Subsection 45B(2) of the ITAA 1936 states:

    This section applies if:

      (a) there is a scheme under which a person is provided with a capital benefit by a company (paragraph 45B(2)(a) of the ITAA 1936); and

      (b) a taxpayer (the relevant taxpayer), who may or may not be the person provided with the capital benefit, obtains a tax benefit under the scheme (paragraph 45B(2)(b) of the ITAA 1936); and

      (c) having regard to the relevant circumstances of the scheme, it would be concluded that the person who entered into or carried out the scheme did so for a purpose (whether or not the dominant purpose but not including an incidental purpose) of enabling a taxpayer to obtain a tax benefit.

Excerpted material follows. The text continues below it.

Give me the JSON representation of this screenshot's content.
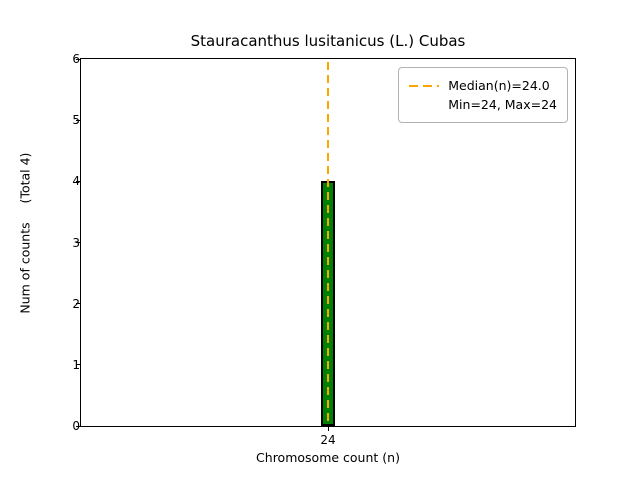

Under the proposed scheme put forward, there is a scheme under which the taxpayer would provide a capital benefit to its sole shareholder. The sole shareholder, as the relevant taxpayer, would obtain a tax benefit under the scheme. As such, paragraphs 45B(2)(a) and (b) of the ITAA 1936 are satisfied.

On the basis of the information provided, the relevant circumstances do not point to the proposed return of capital being made in substitution of a dividend. Paragraph 45B(2)(c) of the ITAA 1936 is not satisfied.

The Commissioner concludes that section 45B of the ITAA 1936 does not apply to the proposed scheme. As such, the Commissioner will not make a determination under paragraph 45B(3)(b) of the ITAA 1936 that section 45C of the ITAA 1936 applies.